The best recommendation I can make to any company who has underperforming sales is to implement any type of process, even the simplest process and then start looking for the weak links to make systematic and educated improvements.

~ John Barrows



I think one or more of three things is most likely at play:

1) The salespeople are not being held to account for their promised activity
2) They are not tracking their activity
3) The salespeople are focusing only on the deals that are closing and forget to fill the pipeline

 All three are intimately connected. Keep doing the right work from the right place and you will start to perform!

~ Dianna Smith, The Irreverent Sales Girl



I call it the “wishing and hoping” syndrome. Sales reps forecast which accounts they expect to close during the following quarter and then proceed to chase after these same accounts which will never close – this quarter or next.  This situation wastes time and resources which could be better devoted to new business development and upsells for existing customers.

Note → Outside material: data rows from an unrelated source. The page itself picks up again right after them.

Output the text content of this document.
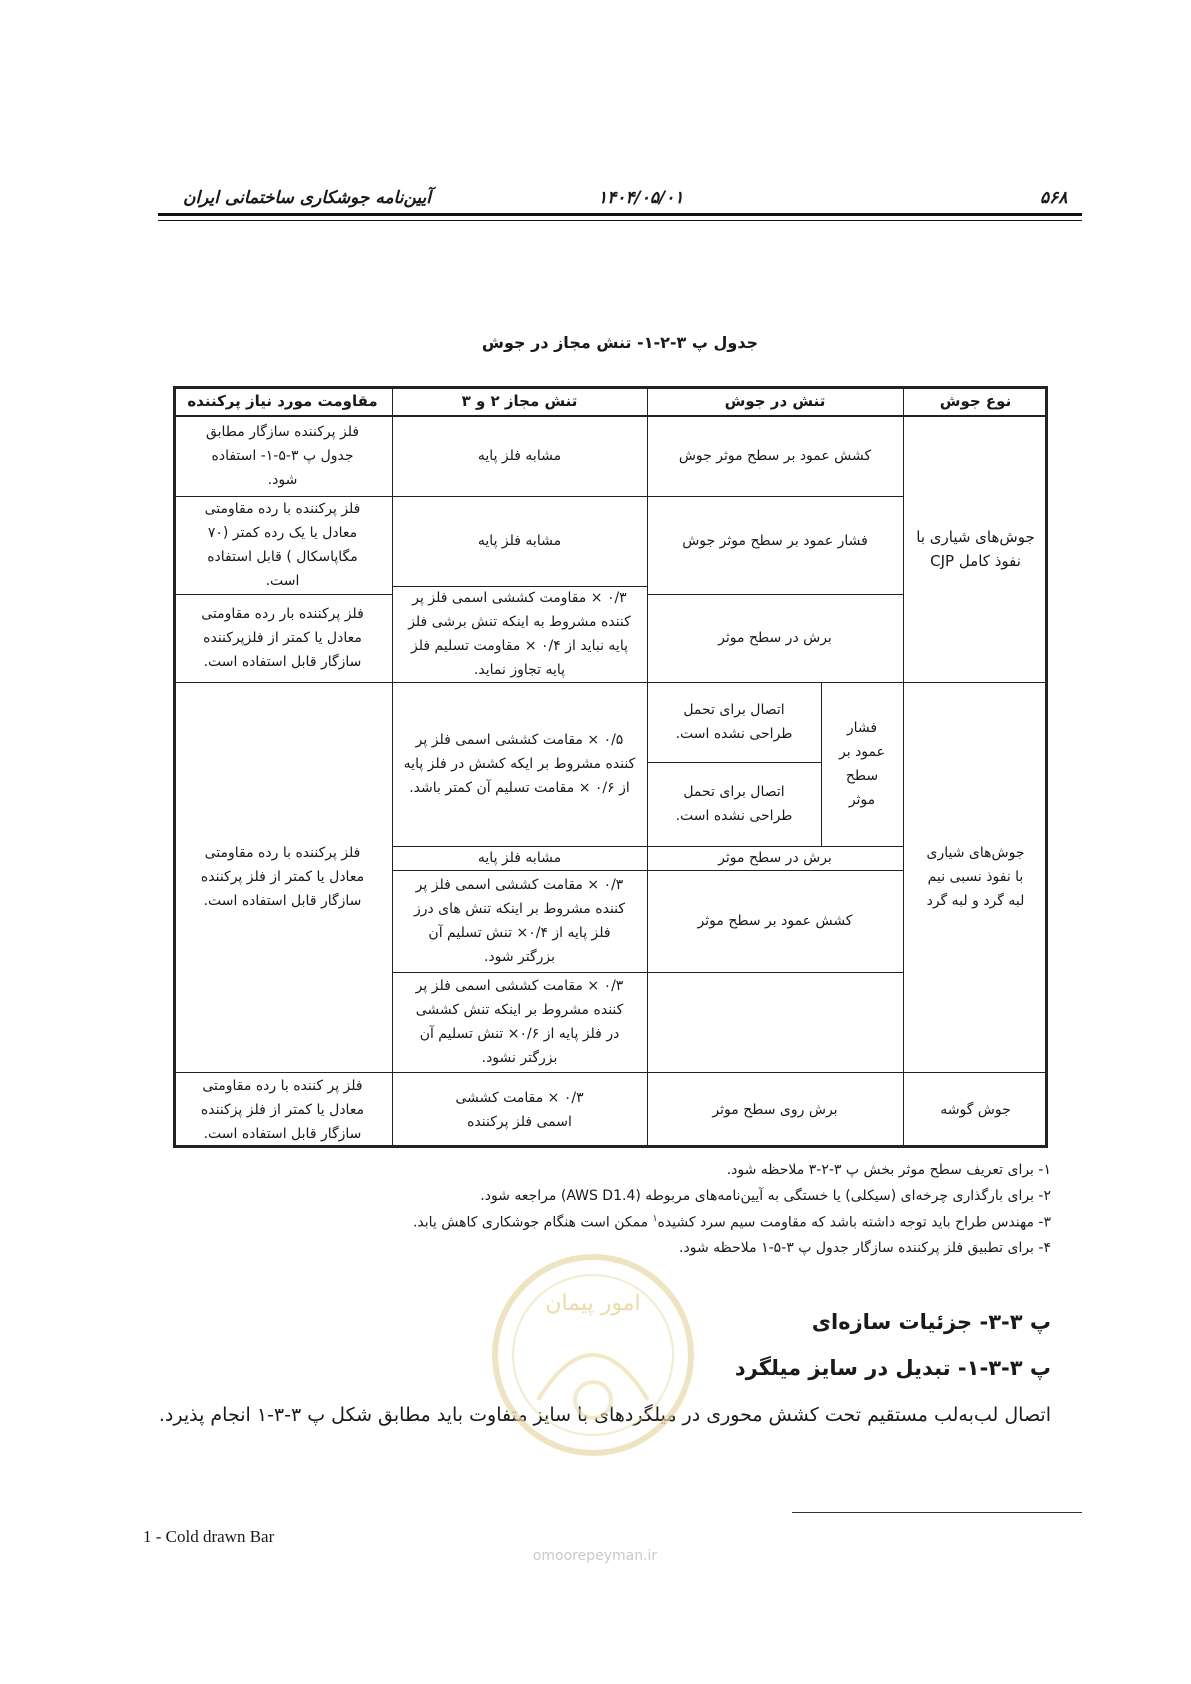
آیین‌نامه جوشکاری ساختمانی ایران	۱۴۰۴/۰۵/۰۱	۵۶۸
جدول پ ۳-۲-۱- تنش مجاز در جوش
نوع جوش
تنش در جوش
تنش مجاز ۲ و ۳
مقاومت مورد نیاز پرکننده
جوش‌های شیاری با نفوذ کامل CJP
کشش عمود بر سطح موثر جوش
مشابه فلز پایه
فلز پرکننده سازگار مطابق جدول پ ۳-۵-۱- استفاده شود.
فشار عمود بر سطح موثر جوش
مشابه فلز پایه
فلز پرکننده با رده مقاومتی معادل یا یک رده کمتر (۷۰ مگاپاسکال ) قابل استفاده است.
برش در سطح موثر
۰/۳ × مقاومت کششی اسمی فلز پر کننده مشروط به اینکه تنش برشی فلز پایه نباید از ۰/۴ × مقاومت تسلیم فلز پایه تجاوز نماید.
فلز پرکننده بار رده مقاومتی معادل یا کمتر از فلزپرکننده سازگار قابل استفاده است.
جوش‌های شیاری با نفوذ نسبی نیم لبه گرد و لبه گرد
فشار عمود بر سطح موثر
اتصال برای تحمل طراحی نشده است.
اتصال برای تحمل طراحی نشده است.
۰/۵ × مقامت کششی اسمی فلز پر کننده مشروط بر ایکه کشش در فلز پایه از ۰/۶ × مقامت تسلیم آن کمتر باشد.
برش در سطح موثر
مشابه فلز پایه
کشش عمود بر سطح موثر
۰/۳ × مقامت کششی اسمی فلز پر کننده مشروط بر اینکه تنش های درز فلز پایه از ۰/۴× تنش تسلیم آن بزرگتر شود.
۰/۳ × مقامت کششی اسمی فلز پر کننده مشروط بر اینکه تنش کششی در فلز پایه از ۰/۶× تنش تسلیم آن بزرگتر نشود.
فلز پرکننده با رده مقاومتی معادل یا کمتر از فلز پرکننده سازگار قابل استفاده است.
جوش گوشه
برش روی سطح موثر
۰/۳ × مقامت کششی اسمی فلز پرکننده
فلز پر کننده با رده مقاومتی معادل یا کمتر از فلز پزکننده سازگار قابل استفاده است.
۱- برای تعریف سطح موثر بخش پ ۳-۲-۳ ملاحظه شود.
۲- برای بارگذاری چرخه‌ای (سیکلی) یا خستگی به آیین‌نامه‌های مربوطه (AWS D1.4) مراجعه شود.
۳- مهندس طراح باید توجه داشته باشد که مقاومت سیم سرد کشیده$^۱$ ممکن است هنگام جوشکاری کاهش یابد.
۴- برای تطبیق فلز پرکننده سازگار جدول پ ۳-۵-۱ ملاحظه شود.
پ ۳-۳- جزئیات سازه‌ای
پ ۳-۳-۱- تبدیل در سایز میلگرد
اتصال لب‌به‌لب مستقیم تحت کشش محوری در میلگردهای با سایز متفاوت باید مطابق شکل پ ۳-۳-۱ انجام پذیرد.
1 - Cold drawn Bar
امور پیمان
omoorepeyman.ir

Sales management needs to stop taking each rep’s word for it that the forecasted accounts are going to close. Instead, the manager should set appointments to ride with each rep on at least two accounts which have been forecasted to close.  At the end of the appointment, the manager and rep will do a debrief and reality check to determine whether the rep is chasing after a “pipe dream” or not. It could boil down to that rep not prospecting the accounts best suited for that rep’s, and the company’s, sweet spot. Both rep and manager need to “do what they said they would do.” If the manager determines that the rep is spinning their wheels on a non-productive account, that rep has to buy-in to dropping their pursuit and re-align themselves to accounts more likely to close.  The manager needs to ride with the rep on a regular basis and that rep needs to close the account that quarter.

~ Babette Ten Haken, Sales Aerobics for Engineers



Opportunity Qualification.

Sales teams make too many untargeted calls with not the right information. Reps drag out deals and send way too many canned emails into black holes.

Qualification means doing your research, making hypothesis of your prospect’s needs and digging in to the pains they face asking tough questions and really learning their business along the way.

Qualification is what separates the players from the pretenders in sales.\

~ Kyle Porter, SalesLoft



A common problem is lack of clarity in the sales process and inconsistency in pricing. This is typically the result of weak sales management. If the sales management is not clear on their objectives and has not given the team the necessary tools, a high degree of problems will prevail with customer interactions.

Can a salesperson rise above weak sales management? Sure, but it is impossible to have an entire sales team do it. If management wants a consistently high-performing team, they better make sure they are clear on the sales process and the pricing structure.